Sunday, May 1, 2011

May Day Traditions

      For the past five years or so (I'd have to actually dig out class photos to be certain) two former students who live in my neighborhood have left me a May basket.  The first year it was sweet, as they were in my class, and I thought it was such a darling thing to do.  The following year, it was a sweet surprise.  Over the past few years, I think about these two girls on May day, and fleetingly wonder, "Will they bring me a May basket today?" But, then I get busy with the day and forget until I hear the doorbell.  When I go to the door, there it is, usually a retired Easter basket (I don't know whose) filled to the brim with whatever happens to be blooming in their yards.

May Day 2011
      This year, I was running some errands, and in fact had gone to the farmer's market downtown to purchase a bouquet for myself.  I arrived home and there was this big pink Easter basket, filled to the brim with gorgeous pink blooms from a flowering cherry or plum, scattered little purple and yellow flowers, and several tulips.  The girls added little foil covered chocolate bees in the basket today and a lovely note.

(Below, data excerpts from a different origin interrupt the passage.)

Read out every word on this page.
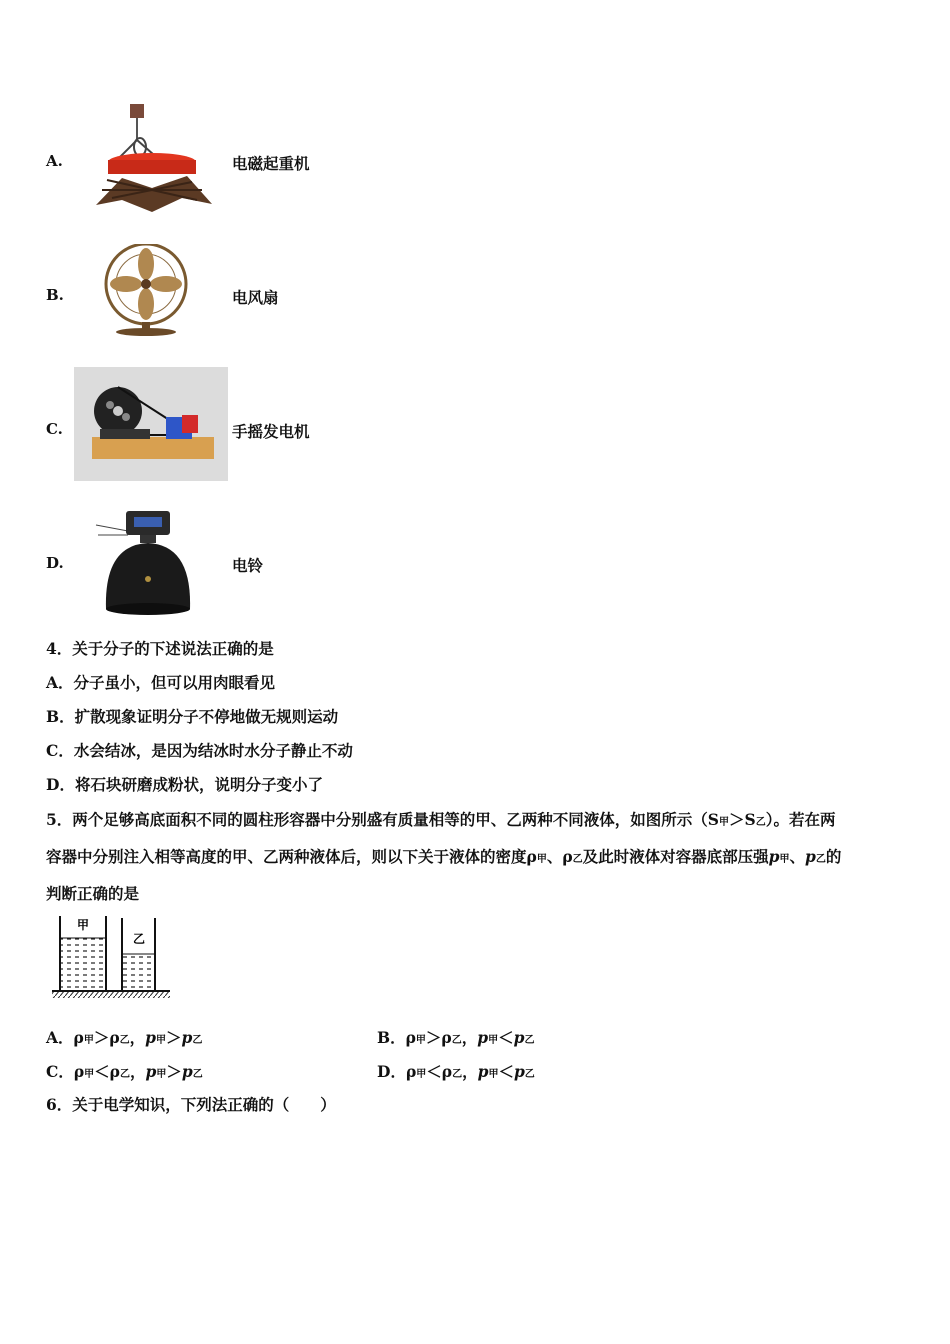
A.	电磁起重机
B.	电风扇
C.	手摇发电机
D.	电铃
4．关于分子的下述说法正确的是
A．分子虽小，但可以用肉眼看见
B．扩散现象证明分子不停地做无规则运动
C．水会结冰，是因为结冰时水分子静止不动
D．将石块研磨成粉状，说明分子变小了
5．两个足够高底面积不同的圆柱形容器中分别盛有质量相等的甲、乙两种不同液体，如图所示（S甲＞S乙）。若在两
容器中分别注入相等高度的甲、乙两种液体后，则以下关于液体的密度ρ甲、ρ乙及此时液体对容器底部压强p甲、p乙的
判断正确的是
甲
乙
A．ρ甲＞ρ乙，p甲＞p乙	B．ρ甲＞ρ乙，p甲＜p乙
C．ρ甲＜ρ乙，p甲＞p乙	D．ρ甲＜ρ乙，p甲＜p乙
6．关于电学知识，下列法正确的（　　）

     This little act of kindness and remembrance does wonders for my soul.  This has been a very long year.  I am weary of the daily battle to reach and teach those who don't want to be reached and taught.  I am weary of behaviors that leave everyone feeling ragged and worn.  I am weary of working my fingers to the bone, my mind to the brink of insanity, and the daily efforts to save the lost, who don't care to be saved.  This May Day, I needed my May basket from two girls who reminded me that I made a difference in their lives.
     
     Sometimes I need a reminder that the work I am doing is the work I am meant to do, and that there is a reason I am doing it.  It isn't just for a paycheck, or to become well known or famous.  I am doing the work I do because it's what I do best.  It's work that I find stimulating, engaging, challenging, and sometimes frightening.  I begin each day praying that God will help me be the teacher I need to be for each individual student.  I am challenged each day to make that happen.  It isn't easy, but it's never boring! It's what I love.

     When former students take the time to come visit, or ask to volunteer in my classroom, or remember me with a May basket, it reinforces the rightness of what I do. I am shaping the future, one student at a time. As this is just a little scary to think about,  I'll be praying ceaselessly!

1 comment:

  1. Oh, Sandi, I'm so glad you have this tradition to shore you up just when you need it most. Of course you're tired - you put your entire heart and soul into this work that doesn't even come close to letting you know just how successful you truly are.